When I've benchmarked regexes before (Ruby ISTR) there have been situations where the regex engine optimised the code to be comparable to string functions, I can't remember the details though. Just for fun I benchmarked =~ /\Asomething/ and start_with?("something"), a situation that seems could be optimisable by the regex engine, but the string function is still faster (Ruby 2.3.1):

start_with: 5703143.1 i/s regex: 2821224.4 i/s - 2.02x slower

That aside:

> There's no reason to contort your code around something that should automatically happen.

Absolutely, but it's a question of style at that point. "Contorting your code" suggests using a less desirable style/syntax for some gain, and I'd agree would be premature optimisation. If you're just making a choice between two styles that you consider to be pretty much equal then it's just pragmatic.

edit: Forgot to add, yes, I agree that this should happen automatically in the compiler :)

hyperpape 3277 days ago

My point of view is that if you're two equally good styles based on the compiler, it's contorting your code. One doesn't have to be better than the other, if you can't make that choice between semantically identical options, you're conforming to an arbitrary standard.

obstinate 3278 days ago

I dunno. A 30% code size win is non-trivial. I'm all for filing an issue first and seeing how likely it is that there is uptake from the dev team and desire to fix the problem. However, if no fix is forthcoming . . . code size has fairly well known effects on performance.

gizmo686 3277 days ago

A 30% code size reduction in code that does little other than construct and return a value.

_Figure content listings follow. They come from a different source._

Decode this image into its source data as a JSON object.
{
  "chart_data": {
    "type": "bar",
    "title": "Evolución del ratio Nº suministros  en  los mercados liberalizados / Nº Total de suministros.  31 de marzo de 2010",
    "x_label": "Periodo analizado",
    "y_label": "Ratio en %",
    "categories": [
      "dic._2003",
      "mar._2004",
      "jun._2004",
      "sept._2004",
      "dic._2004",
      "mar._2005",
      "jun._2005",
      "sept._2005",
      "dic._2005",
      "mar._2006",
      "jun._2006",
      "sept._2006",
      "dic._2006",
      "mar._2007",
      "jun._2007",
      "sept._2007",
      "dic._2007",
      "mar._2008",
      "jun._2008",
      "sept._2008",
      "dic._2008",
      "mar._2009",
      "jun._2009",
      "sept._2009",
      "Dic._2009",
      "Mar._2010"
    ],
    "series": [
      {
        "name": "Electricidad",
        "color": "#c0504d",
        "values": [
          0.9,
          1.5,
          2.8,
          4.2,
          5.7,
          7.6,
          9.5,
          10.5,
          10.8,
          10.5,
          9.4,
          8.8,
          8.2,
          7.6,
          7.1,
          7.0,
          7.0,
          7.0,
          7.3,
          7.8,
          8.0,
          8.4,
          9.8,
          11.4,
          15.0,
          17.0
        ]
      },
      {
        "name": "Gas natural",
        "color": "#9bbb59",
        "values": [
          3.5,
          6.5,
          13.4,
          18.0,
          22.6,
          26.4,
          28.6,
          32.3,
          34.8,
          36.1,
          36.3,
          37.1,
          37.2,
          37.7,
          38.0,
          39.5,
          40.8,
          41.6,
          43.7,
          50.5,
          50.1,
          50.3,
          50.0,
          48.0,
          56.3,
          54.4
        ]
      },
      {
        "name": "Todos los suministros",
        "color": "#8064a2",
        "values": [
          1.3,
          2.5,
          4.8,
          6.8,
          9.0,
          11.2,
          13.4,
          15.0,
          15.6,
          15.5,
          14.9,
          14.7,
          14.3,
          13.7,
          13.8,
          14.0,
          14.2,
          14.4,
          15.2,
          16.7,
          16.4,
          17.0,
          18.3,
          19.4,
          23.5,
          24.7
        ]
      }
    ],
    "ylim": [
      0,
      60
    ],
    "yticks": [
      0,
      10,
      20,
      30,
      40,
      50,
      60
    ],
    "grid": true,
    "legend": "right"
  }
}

I have certainly seen individual functions where this is the case, but across an entire program, you will not get anywhere near 30% size reduction.

Having said that, this is certainly something that should be fixed in the compiler.

On a related note, in the final assembly, the compiler could also have optimized the 4 RETs into 1, then optimized away all of the conditionals, turning the sample code into the equivilent of "return objectInfo()"). Of course, in a real example, these optimizations would not be possible; but they do show that these reduced cases are not the best way of benchmarking performance.

lobster_johnson 3277 days ago

Fixing it in the compiler will fix it for everyone, however, which is a big argument for fixing it upstream.

pjmlp 3277 days ago

Unless it actually impacts the use case of the application, and has been confirmed by a profiler that is indeed the case, it is just cargo cult optimizations.